NCHW layout as default for a new accelerator device

iviarcio · June 9, 2021, 12:40pm

Hello everyone,
I’m trying to build a backend for a new accelerator device in Glow.
It happens that this device only works with the NCHW layout (Convolution, etc.). I used OpenCL Backend as base but I still see in HIR, after optimizations, transpose operations as well as convolution operation in NHWC layout. What am I not doing? The models I’m using (lenet-mnist, resnet50) come from ONNX, in NCHW layout.

ptrblck · June 10, 2021, 4:37am

I don’t know which 3rd party libraries you are using, but note that e.g. cudnn can internally transpose your NCHW data to NHWC if a faster kernel can be found and the overall performance with the permutation would still be better than the alternative NCHW kernel. Depending on your custom backend you might also use a similar 3rd party library.

iviarcio · June 11, 2021, 11:31am

Thanks for the reply @ptrblck, but unfortunately there is no use of 3rd party libraries.
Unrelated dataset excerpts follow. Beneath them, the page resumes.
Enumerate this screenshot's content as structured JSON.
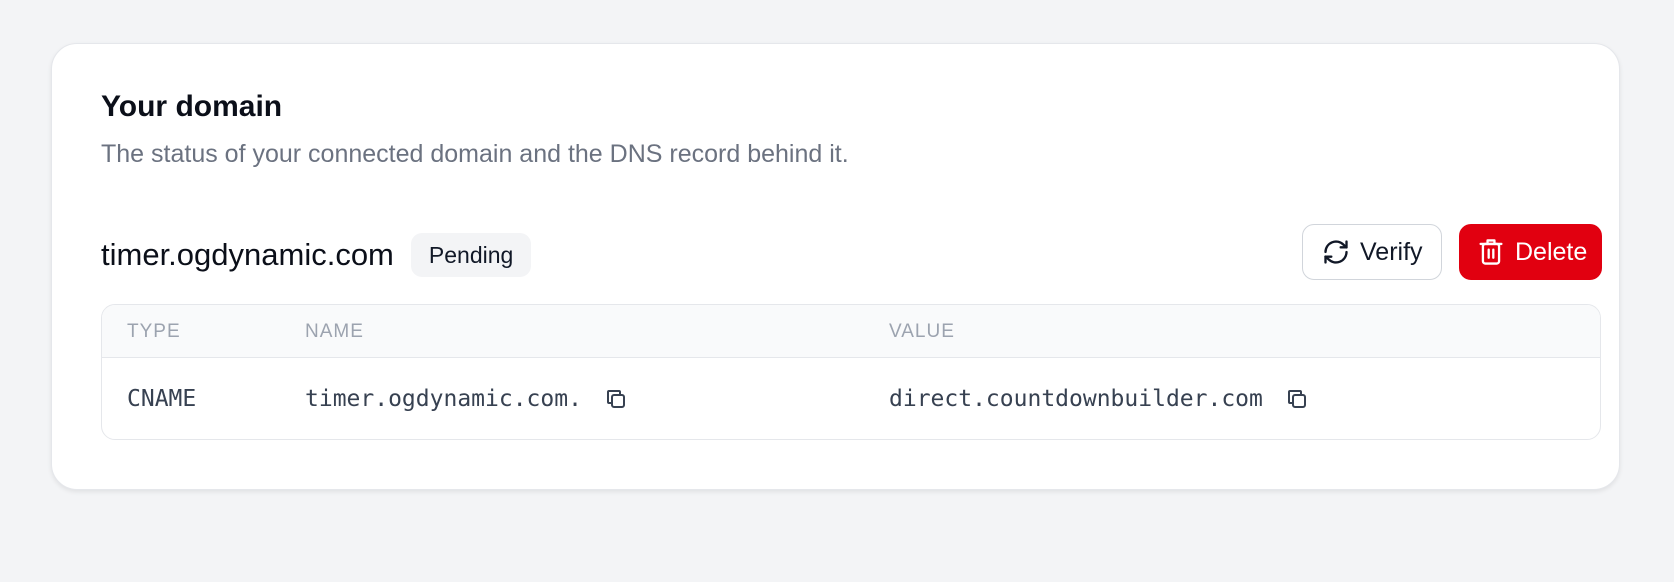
{
  "card": {
    "title": "Your domain",
    "subtitle": "The status of your connected domain and the DNS record behind it."
  },
  "domain": {
    "name": "timer.ogdynamic.com",
    "status": "Pending"
  },
  "actions": {
    "verify_label": "Verify",
    "verify_icon": "refresh-icon",
    "delete_label": "Delete",
    "delete_icon": "trash-icon"
  },
  "records": {
    "columns": [
      "TYPE",
      "NAME",
      "VALUE"
    ],
    "rows": [
      {
        "type": "CNAME",
        "name": "timer.ogdynamic.com.",
        "value": "direct.countdownbuilder.com"
      }
    ]
  },
  "colors": {
    "page_background": "#f3f4f6",
    "card_background": "#ffffff",
    "delete_button": "#e10010",
    "subtitle_text": "#6b7280",
    "table_header_text": "#9ca3af"
  }
}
In fact, it is a new neural processing unit that performs operations such as convolution in hardware and, in this case, constants and placeholders must be in NCHW layout also.

jfix · June 11, 2021, 4:51pm

Hi @iviarcio, the OCL backend does this transformation in the below location for convolutions, did you also copy this transforms file over for your backend? Perhaps it needs to be tweaked for your usecase. I’d suggest debugging why the below code isn’t being run on your backend.

github.com

pytorch/glow/blob/778d44eff16f8dfac25503e0f917531d71bc950b/lib/Backends/OpenCL/Transforms.cpp#L62

    
      
            if (CN->getLayout() == NCHW) {
              continue;
            }
          
          
  // If there is no compiler controlled local memory on the device,
            // try to avoid kernels that use (additional) copies to local memory.
            if (devInfo != nullptr && devInfo->availableLocalMemory == 0) {
              continue;
            }
          
          
  auto *NR = convertConvToNCHWConv(CN, F);
            CN->getResult().replaceAllUsesOfWith(NR);
            changed = true;
            continue;
          }
          if (auto *PMN = dyn_cast<MaxPoolNode>(&node)) {
            if (cctx.compMode == CompilationMode::Train) {
              continue;
            }
          
          
  if (PMN->getLayout() == NCHW) {

iviarcio · June 14, 2021, 7:17pm

Thank you very much @jfix. I’ll check it out and get back to you, in case you don’t mind, with any other questions or concerns.